Securely Access Services Over AWS PrivateLink - Securely Access Services Over AWS PrivateLink

Securely Access Services Over AWS PrivateLink

Publication date: June 3, 2021 (Document revisions)

Abstract

Amazon Virtual Private Cloud (Amazon VPC) gives AWS customers the ability to define a virtual private network within the AWS Cloud. Customers can build services securely within an Amazon VPC and provide access to these services internally and externally using traditional methods such as an internet gateway, VPC peering, network address translation (NAT), a virtual private network (VPN), and AWS Direct Connect. This whitepaper presents how AWS PrivateLink keeps network traffic private and allows connectivity from Amazon VPCs to services and data hosted on AWS in a secure and scalable manner.

This paper is intended for IT professionals who are familiar with the basic concepts of networking and AWS. Each section has links to relevant AWS documentation.

Are you Well-Architected?

The AWS Well-Architected Framework helps you understand the pros and cons of the decisions you make when building systems in the cloud. The six pillars of the Framework allow you to learn architectural best practices for designing and operating reliable, secure, efficient, cost-effective, and sustainable systems. Using the AWS Well-Architected Tool, available at no charge in the AWS Management Console, you can review your workloads against these best practices by answering a set of questions for each pillar.

For more expert guidance and best practices for your cloud architecture—reference architecture deployments, diagrams, and whitepapers—refer to the AWS Architecture Center.

Introduction

The introduction of Amazon Virtual Private Cloud (Amazon VPC) in 2009 made it possible for customers to provision a logically-isolated section of the AWS cloud and launch AWS resources in a virtual network that they define. Traditional methods to access third-party applications or public AWS services from an Amazon VPC include using an internet gateway, virtual private network (VPN), AWS Direct Connect with a virtual private gateway, and VPC peering.

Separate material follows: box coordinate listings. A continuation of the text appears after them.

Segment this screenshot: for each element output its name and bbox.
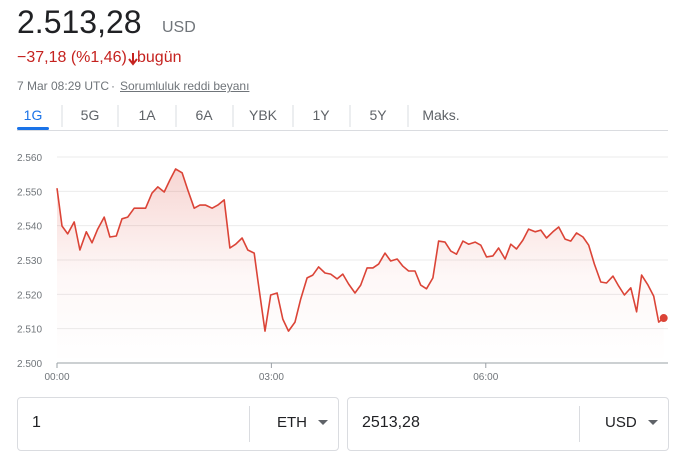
down-arrow (128, 53, 138, 66)
disclaimer-link[interactable]: Sorumluluk reddi beyanı (120, 79, 250, 93)
y-tick-label: 2.510 (17, 325, 42, 336)
range-tab[interactable]: 1A (138, 107, 156, 123)
period: bugün (137, 49, 182, 66)
change: −37,18 (%1,46) (17, 49, 127, 66)
from-box[interactable] (17, 397, 339, 451)
x-tick-label: 03:00 (259, 372, 284, 383)
y-tick-label: 2.530 (17, 256, 42, 267)
range-tab[interactable]: 6A (195, 107, 213, 123)
last-point (659, 314, 668, 323)
area-fill (57, 169, 664, 363)
y-tick-label: 2.550 (17, 187, 42, 198)
y-tick-label: 2.540 (17, 222, 42, 233)
tab-bar-lines (17, 105, 668, 131)
from-currency[interactable]: ETH (277, 414, 307, 431)
to-amount[interactable]: 2513,28 (362, 414, 420, 431)
timestamp: 7 Mar 08:29 UTC (17, 79, 110, 93)
from-amount[interactable]: 1 (32, 414, 41, 431)
y-tick-label: 2.520 (17, 290, 42, 301)
separator-dot: · (111, 79, 115, 93)
divider (249, 406, 250, 442)
range-tab[interactable]: YBK (248, 107, 278, 123)
price-line (56, 168, 665, 332)
range-tab[interactable]: Maks. (422, 107, 460, 123)
chart: 2.500 2.510 2.520 2.530 2.540 2.550 2.560 00:00… (17, 153, 668, 383)
range-tab[interactable]: 1G (23, 107, 43, 123)
divider (579, 406, 580, 442)
price: 2.513,28 (17, 4, 142, 40)
range-tab[interactable]: 5G (80, 107, 100, 123)
x-tick-label: 06:00 (473, 372, 498, 383)
to-currency[interactable]: USD (605, 414, 637, 431)
y-tick-label: 2.560 (17, 153, 42, 164)
currency: USD (162, 19, 196, 36)
dropdown-caret (648, 420, 658, 425)
dropdown-caret (318, 420, 328, 425)
x-tick-label: 00:00 (44, 372, 69, 383)
range-tab[interactable]: 1Y (312, 107, 330, 123)
to-box[interactable] (347, 397, 669, 451)
range-tab[interactable]: 5Y (369, 107, 387, 123)
y-tick-label: 2.500 (17, 359, 42, 370)
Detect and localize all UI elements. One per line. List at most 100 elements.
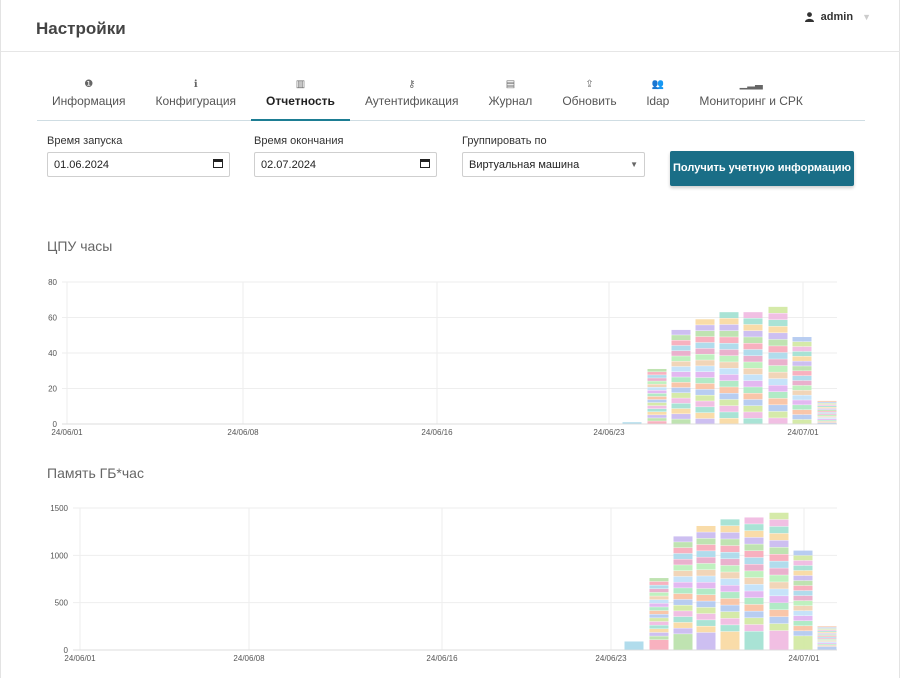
bar-segment <box>671 419 691 424</box>
bar-segment <box>647 387 667 391</box>
group-select[interactable]: Виртуальная машина ▼ <box>462 152 645 177</box>
bar-segment <box>792 414 812 420</box>
bar-segment <box>817 637 837 638</box>
x-tick-label: 24/06/01 <box>51 428 83 437</box>
bar-segment <box>649 585 669 589</box>
bar-segment <box>647 378 667 381</box>
bar-segment <box>647 421 667 424</box>
key-icon: ⚷ <box>408 79 416 90</box>
bar-segment <box>817 408 837 410</box>
tab-6[interactable]: 👥 ldap <box>632 72 685 120</box>
calendar-icon[interactable] <box>420 158 430 171</box>
group-value: Виртуальная машина <box>469 158 580 171</box>
bar-segment <box>817 635 837 637</box>
bar-segment <box>817 415 837 416</box>
bar-segment <box>792 409 812 415</box>
tab-label: Информация <box>52 94 126 108</box>
bar-segment <box>647 412 667 415</box>
bar-stack <box>696 525 716 650</box>
bar-segment <box>768 339 788 346</box>
bar-segment <box>768 306 788 313</box>
bar-segment <box>719 418 739 424</box>
bar-segment <box>720 532 740 539</box>
bar-segment <box>649 632 669 636</box>
tab-5[interactable]: ⇪ Обновить <box>547 72 631 120</box>
bar-segment <box>671 350 691 356</box>
bar-stack <box>817 400 837 424</box>
bar-segment <box>743 330 763 337</box>
tab-7[interactable]: ▁▂▃ Мониторинг и СРК <box>684 72 818 120</box>
bar-stack <box>720 519 740 650</box>
bar-segment <box>720 552 740 559</box>
bar-segment <box>720 592 740 599</box>
bar-stack <box>792 337 812 424</box>
bar-segment <box>743 362 763 369</box>
bar-segment <box>793 560 813 566</box>
bar-segment <box>768 385 788 392</box>
bar-segment <box>768 365 788 372</box>
bar-segment <box>768 326 788 333</box>
bar-segment <box>768 333 788 340</box>
chevron-down-icon: ▼ <box>630 160 638 169</box>
bar-segment <box>671 329 691 335</box>
x-tick-label: 24/07/01 <box>787 428 819 437</box>
bar-segment <box>817 638 837 640</box>
bar-stack <box>743 312 763 424</box>
bar-segment <box>769 547 789 554</box>
y-tick-label: 0 <box>64 646 69 655</box>
bar-segment <box>671 335 691 341</box>
x-tick-label: 24/06/01 <box>64 654 96 663</box>
tab-0[interactable]: ❶ Информация <box>37 72 140 120</box>
bar-segment <box>649 596 669 600</box>
bar-segment <box>719 343 739 350</box>
bar-segment <box>792 400 812 405</box>
bar-segment <box>649 621 669 625</box>
user-menu[interactable]: admin ▼ <box>804 11 871 23</box>
bar-segment <box>744 537 764 544</box>
bar-segment <box>768 346 788 353</box>
signal-icon: ▁▂▃ <box>739 79 763 90</box>
bar-segment <box>622 422 642 424</box>
bar-segment <box>649 625 669 629</box>
bar-segment <box>719 318 739 325</box>
bar-segment <box>769 616 789 624</box>
bar-segment <box>720 605 740 612</box>
end-date-input[interactable]: 02.07.2024 <box>254 152 437 177</box>
calendar-icon[interactable] <box>213 158 223 171</box>
bar-segment <box>817 409 837 411</box>
bar-segment <box>793 600 813 606</box>
bar-segment <box>793 555 813 561</box>
bar-segment <box>671 393 691 398</box>
bar-segment <box>673 605 693 611</box>
bar-segment <box>720 598 740 605</box>
y-tick-label: 1500 <box>50 504 68 513</box>
tab-2[interactable]: ▥ Отчетность <box>251 72 350 121</box>
start-date-input[interactable]: 01.06.2024 <box>47 152 230 177</box>
tab-3[interactable]: ⚷ Аутентификация <box>350 72 474 120</box>
cpu-hours-chart: 0 20 40 60 80 24/06/01 24/06/08 24/06/16 24/06/2… <box>48 278 837 437</box>
bar-segment <box>792 341 812 347</box>
bar-segment <box>695 354 715 360</box>
bar-stack <box>624 641 644 650</box>
get-accounting-button[interactable]: Получить учетную информацию <box>670 151 854 186</box>
bar-segment <box>695 371 715 378</box>
bar-segment <box>817 413 837 415</box>
bar-stack <box>719 312 739 424</box>
bar-segment <box>817 626 837 628</box>
bar-segment <box>768 352 788 359</box>
bar-segment <box>817 633 837 635</box>
bar-segment <box>719 412 739 419</box>
bar-segment <box>817 421 837 423</box>
tab-label: Обновить <box>562 94 617 108</box>
bar-segment <box>768 378 788 386</box>
bar-segment <box>793 550 813 556</box>
tab-1[interactable]: ℹ Конфигурация <box>140 72 251 120</box>
bar-segment <box>793 636 813 650</box>
bar-segment <box>695 389 715 395</box>
bar-segment <box>769 526 789 534</box>
tab-4[interactable]: ▤ Журнал <box>474 72 548 120</box>
bar-segment <box>671 371 691 377</box>
bar-segment <box>817 646 837 650</box>
bar-segment <box>743 337 763 344</box>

The following figure illustrates an example Amazon VPC and its associated components:


        A diagram depicting traditional access from an Amazon VPC.

Traditional access from an Amazon VPC

AWS PrivateLink provides secure, private connectivity between Amazon VPCs, AWS services, and on-premises applications on the AWS network. As a result, customers can simply and securely access services on AWS using the private Amazon network, powering connectivity to AWS services through interface Amazon VPC endpoints. Refer to the following figure for Amazon VPC-to-VPC connectivity using AWS PrivateLink.

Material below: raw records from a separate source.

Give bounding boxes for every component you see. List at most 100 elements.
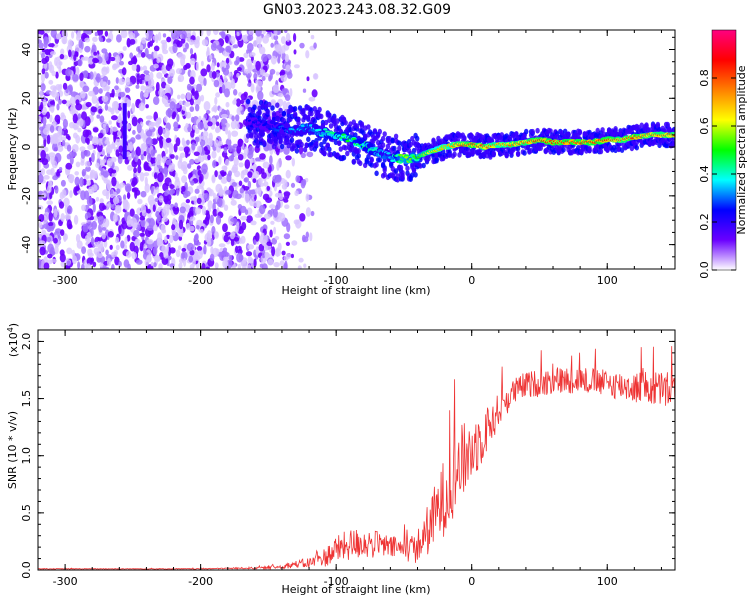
noise-cell xyxy=(136,53,142,58)
ridge-envelope-cell xyxy=(359,123,365,129)
noise-cell xyxy=(90,106,97,113)
noise-cell xyxy=(39,89,43,99)
noise-cell xyxy=(169,247,176,254)
noise-cell xyxy=(196,219,203,226)
noise-cell xyxy=(234,193,242,200)
noise-cell xyxy=(65,169,70,176)
noise-cell xyxy=(213,192,216,200)
vertical-streak xyxy=(122,103,127,160)
noise-cell xyxy=(111,169,117,174)
noise-cell xyxy=(278,193,284,201)
noise-cell xyxy=(193,151,200,157)
noise-cell xyxy=(164,235,168,244)
noise-cell xyxy=(153,246,158,256)
noise-cell xyxy=(57,125,63,136)
noise-cell xyxy=(113,133,117,143)
noise-cell xyxy=(174,104,181,109)
noise-cell xyxy=(101,95,109,103)
noise-cell xyxy=(82,70,89,79)
noise-cell xyxy=(230,199,237,206)
noise-cell xyxy=(91,136,99,146)
noise-cell xyxy=(178,146,184,151)
figure-title: GN03.2023.243.08.32.G09 xyxy=(263,2,451,18)
noise-cell xyxy=(263,213,271,220)
ridge-envelope-cell xyxy=(455,137,461,143)
noise-cell xyxy=(285,241,290,246)
x-tick-label: -100 xyxy=(324,274,349,287)
ridge-core-cell xyxy=(351,137,356,141)
ridge-envelope-cell xyxy=(576,145,581,151)
noise-cell xyxy=(40,72,46,83)
ridge-envelope-cell xyxy=(530,128,535,135)
noise-cell xyxy=(178,262,183,269)
noise-cell xyxy=(253,201,258,207)
noise-cell xyxy=(80,160,85,166)
noise-cell xyxy=(240,170,245,179)
noise-cell xyxy=(155,186,160,194)
noise-cell xyxy=(232,99,237,105)
noise-cell xyxy=(75,161,81,168)
noise-cell xyxy=(121,67,127,76)
noise-cell xyxy=(158,87,165,97)
noise-cell xyxy=(81,168,87,177)
noise-cell xyxy=(194,207,202,215)
noise-cell xyxy=(131,63,137,71)
noise-cell xyxy=(261,53,268,62)
snr-frame xyxy=(37,329,676,571)
noise-cell xyxy=(263,181,269,187)
noise-cell xyxy=(273,30,278,37)
y-tick-label: -20 xyxy=(20,187,33,205)
noise-cell xyxy=(227,130,231,141)
noise-cell xyxy=(235,98,241,107)
noise-cell xyxy=(268,75,272,82)
snr-y-multiplier-close: ) xyxy=(7,323,20,327)
noise-cell xyxy=(195,83,203,93)
noise-cell xyxy=(171,224,176,231)
noise-cell xyxy=(38,258,42,268)
noise-cell xyxy=(92,127,99,133)
noise-cell xyxy=(46,134,51,145)
ridge-envelope-cell xyxy=(341,154,347,161)
noise-cell xyxy=(82,223,89,233)
noise-cell xyxy=(192,39,199,45)
noise-cell xyxy=(41,52,45,60)
ridge-envelope-cell xyxy=(629,145,635,152)
noise-cell xyxy=(206,110,211,114)
ridge-envelope-cell xyxy=(395,173,400,179)
noise-cell xyxy=(256,80,263,88)
colorbar-ticks: 0.0 0.2 0.4 0.6 0.8 xyxy=(698,29,737,279)
x-tick-label: -200 xyxy=(188,274,213,287)
ridge-envelope-cell xyxy=(372,128,378,134)
noise-cell xyxy=(185,123,189,128)
noise-cell xyxy=(180,56,186,67)
noise-cell xyxy=(163,166,169,175)
noise-cell xyxy=(246,49,250,54)
noise-cell xyxy=(285,155,292,161)
noise-cell xyxy=(185,62,191,69)
noise-cell xyxy=(105,38,112,43)
noise-cell xyxy=(178,219,184,230)
x-tick-label: 0 xyxy=(468,575,475,588)
noise-cell xyxy=(139,172,145,182)
noise-cell xyxy=(43,36,49,45)
noise-cell xyxy=(69,106,74,115)
noise-cell xyxy=(59,53,65,60)
noise-cell xyxy=(48,212,53,222)
noise-cell xyxy=(234,170,241,178)
noise-cell xyxy=(135,134,142,140)
noise-cell xyxy=(92,203,96,213)
noise-cell xyxy=(71,255,78,265)
ridge-envelope-cell xyxy=(393,168,399,174)
noise-cell xyxy=(165,159,172,166)
noise-cell xyxy=(78,39,83,49)
ridge-envelope-cell xyxy=(374,161,379,168)
noise-cell xyxy=(136,73,140,83)
noise-cell xyxy=(275,174,282,183)
noise-cell xyxy=(71,249,76,257)
ridge-envelope-cell xyxy=(535,127,540,134)
noise-cell xyxy=(80,90,86,99)
noise-cell xyxy=(125,77,131,86)
noise-cell xyxy=(161,95,169,105)
noise-cell xyxy=(38,42,44,49)
noise-cell xyxy=(49,125,55,133)
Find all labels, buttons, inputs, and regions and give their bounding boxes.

          A diagram depicting Amazon VPC-to-VPC connectivity with AWS PrivateLink.

Amazon VPC-to-VPC connectivity with AWS PrivateLink

AWS PrivateLink also allows customers to create an application in their Amazon VPC, referred to as a service provider VPC, and offers that application as an AWS PrivateLink-enabled service or VPC endpoint service. A VPC endpoint service lets customers host a service and have it accessed by other consumers using AWS PrivateLink.

Prior to the availability of AWS PrivateLink, services residing in a single Amazon VPC were connected to multiple Amazon VPCs either:

  • Through public IP addresses using each VPC’s internet gateway, or

  • By private IP addresses using VPC peering. With AWS PrivateLink, service connectivity over Transmission Control Protocol (TCP) can be established from the service provider’s VPC to the service consumers’ VPCs in a secure and scalable manner.

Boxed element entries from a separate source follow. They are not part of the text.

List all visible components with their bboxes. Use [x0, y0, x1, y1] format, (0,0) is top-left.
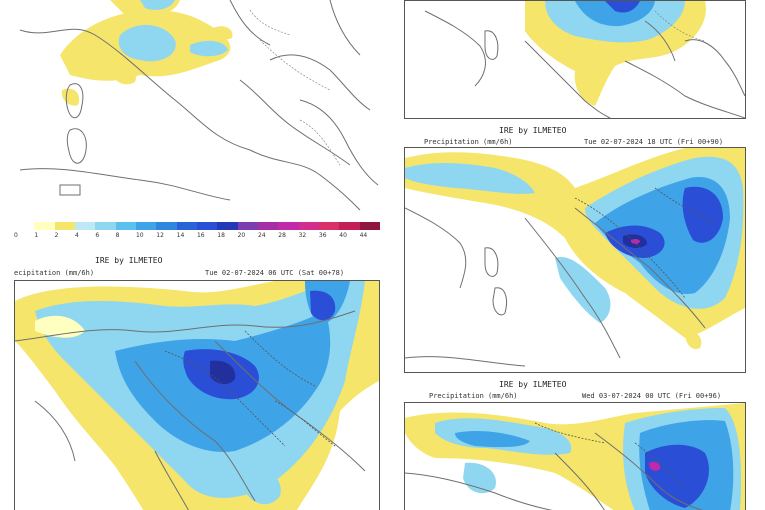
map-frame — [404, 0, 746, 119]
panel-title: IRE by ILMETEO — [95, 256, 163, 265]
precip-lightblue — [463, 462, 496, 494]
coastline — [405, 207, 706, 367]
scale-swatch — [176, 222, 197, 230]
precip-darkblue — [310, 290, 336, 321]
precip-blue — [455, 430, 530, 448]
precip-lightblue — [140, 0, 175, 10]
scale-swatch — [74, 222, 96, 230]
precip-yellow — [685, 331, 702, 350]
scale-swatch — [339, 222, 360, 230]
precip-magenta — [631, 238, 640, 244]
borders — [164, 330, 336, 447]
precip-map-bottom-left — [15, 281, 379, 510]
map-panel-mid-right: IRE by ILMETEO Precipitation (mm/6h) Tue… — [404, 124, 750, 374]
borders — [574, 187, 716, 299]
scale-label: 0 — [14, 232, 18, 239]
scale-labels: 0 1 2 4 6 8 10 12 14 16 18 20 24 28 32 36 40 44 — [14, 232, 380, 239]
scale-label: 28 — [278, 232, 286, 239]
coastline — [15, 310, 366, 510]
precip-lightblue — [555, 257, 611, 323]
scale-label: 24 — [257, 232, 266, 239]
map-frame — [14, 280, 380, 510]
scale-swatch — [359, 222, 380, 230]
scale-swatch — [196, 222, 218, 230]
scale-label: 16 — [196, 232, 205, 239]
scale-swatch — [156, 222, 177, 230]
precip-darkblue — [682, 186, 723, 243]
borders — [249, 9, 341, 166]
precip-lightblue — [190, 40, 228, 57]
color-scale: 0 1 2 4 6 8 10 12 14 16 18 20 24 28 32 36 40 44 — [14, 222, 380, 244]
scale-swatch — [14, 222, 35, 230]
precip-yellow — [110, 65, 136, 85]
coastline — [405, 432, 704, 510]
scale-swatch — [237, 222, 258, 230]
precip-lightblue — [245, 469, 281, 505]
scale-label: 1 — [34, 232, 39, 239]
panel-caption-left: Precipitation (mm/6h) — [424, 138, 513, 146]
precip-yellow — [61, 88, 80, 106]
scale-label: 40 — [339, 232, 347, 239]
borders — [654, 10, 706, 42]
precip-lightblue — [405, 163, 535, 194]
map-panel-top-left — [0, 0, 380, 215]
precip-darkblue — [605, 1, 640, 13]
scale-label: 10 — [135, 232, 144, 239]
map-panel-bottom-left: IRE by ILMETEO ecipitation (mm/6h) Tue 0… — [0, 252, 380, 510]
scale-label: 14 — [176, 232, 185, 239]
precip-yellow — [580, 70, 598, 98]
scale-swatch — [34, 222, 55, 230]
panel-caption-right: Wed 03-07-2024 00 UTC (Fri 00+96) — [582, 392, 722, 400]
scale-label: 44 — [359, 232, 368, 239]
map-frame — [404, 147, 746, 373]
precip-lightblue — [118, 24, 176, 62]
panel-title: IRE by ILMETEO — [499, 126, 567, 135]
map-panel-top-right — [404, 0, 750, 120]
scale-label: 32 — [298, 232, 307, 239]
scale-swatch — [318, 222, 340, 230]
precip-navy — [210, 360, 236, 385]
panel-caption-left: ecipitation (mm/6h) — [14, 269, 95, 277]
scale-swatch — [54, 222, 75, 230]
map-frame — [404, 402, 746, 510]
scale-swatch — [298, 222, 319, 230]
scale-label: 20 — [237, 232, 246, 239]
scale-label: 12 — [156, 232, 164, 239]
scale-swatch — [217, 222, 238, 230]
panel-title: IRE by ILMETEO — [499, 380, 567, 389]
borders — [534, 422, 686, 489]
map-panel-bottom-right: IRE by ILMETEO Precipitation (mm/6h) Wed… — [404, 378, 750, 510]
scale-swatch — [278, 222, 299, 230]
precip-map-top-left — [19, 0, 379, 211]
panel-caption-right: Tue 02-07-2024 18 UTC (Fri 00+90) — [584, 138, 724, 146]
scale-swatch — [115, 222, 136, 230]
precip-map-bottom-right — [405, 403, 745, 510]
precip-map-top-right — [424, 1, 745, 118]
precip-magenta — [649, 461, 661, 471]
scale-swatch — [257, 222, 279, 230]
panel-caption-right: Tue 02-07-2024 06 UTC (Sat 00+78) — [205, 269, 345, 277]
coastline — [424, 10, 745, 118]
scale-label: 36 — [318, 232, 327, 239]
scale-swatch — [95, 222, 116, 230]
scale-bar — [14, 222, 380, 230]
precip-darkblue — [645, 444, 709, 508]
precip-yellow — [210, 26, 233, 40]
panel-caption-left: Precipitation (mm/6h) — [429, 392, 518, 400]
scale-label: 8 — [115, 232, 120, 239]
scale-swatch — [135, 222, 157, 230]
scale-label: 4 — [74, 232, 79, 239]
scale-label: 6 — [95, 232, 100, 239]
scale-label: 18 — [217, 232, 225, 239]
precip-map-mid-right — [405, 148, 745, 367]
scale-label: 2 — [54, 232, 59, 239]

AWS PrivateLink provides the following three main benefits:

Use private IP addresses for traffic

AWS PrivateLink provides Amazon VPCs with a secure and scalable way to privately connect to AWS-hosted services. AWS PrivateLink traffic does not use public internet protocols (IP) addresses nor traverse the internet. AWS PrivateLink uses private IP addresses and security groups within an Amazon VPC so that services function as though they were hosted directly within an Amazon VPC.

Simplify network management

AWS PrivateLink helps avoid both (1) security policies that limit benefits of internet gateways and (2) complex networking across a large number of Amazon VPCs. AWS PrivateLink is easy to use and manage because it removes the need to allowlist public IPs and manage internet connectivity with internet gateways, NAT gateways, or firewall proxies.

AWS PrivateLink allows for connectivity to services across different accounts and Amazon VPCs with no need for route table modifications. There is no longer a need to configure an internet gateway, VPC peering connection, or Transit VPC to enable connectivity.

A Transit VPC connects multiple Amazon Virtual Private Clouds that might be geographically disparate or running in separate AWS accounts, to a common Amazon VPC that serves as a global network transit center. This network topology simplifies network management and minimizes the number of connections that you need to set up and manage. It is implemented virtually and does not require any physical network gear or a physical presence in a colocation transit hub.

Facilitate your cloud migration

AWS PrivateLink gives on-premises networks private access to AWS services via AWS Direct Connect. Customers can more easily migrate traditional on-premises applications to services hosted in the cloud and use cloud services with the confidence that traffic remains private.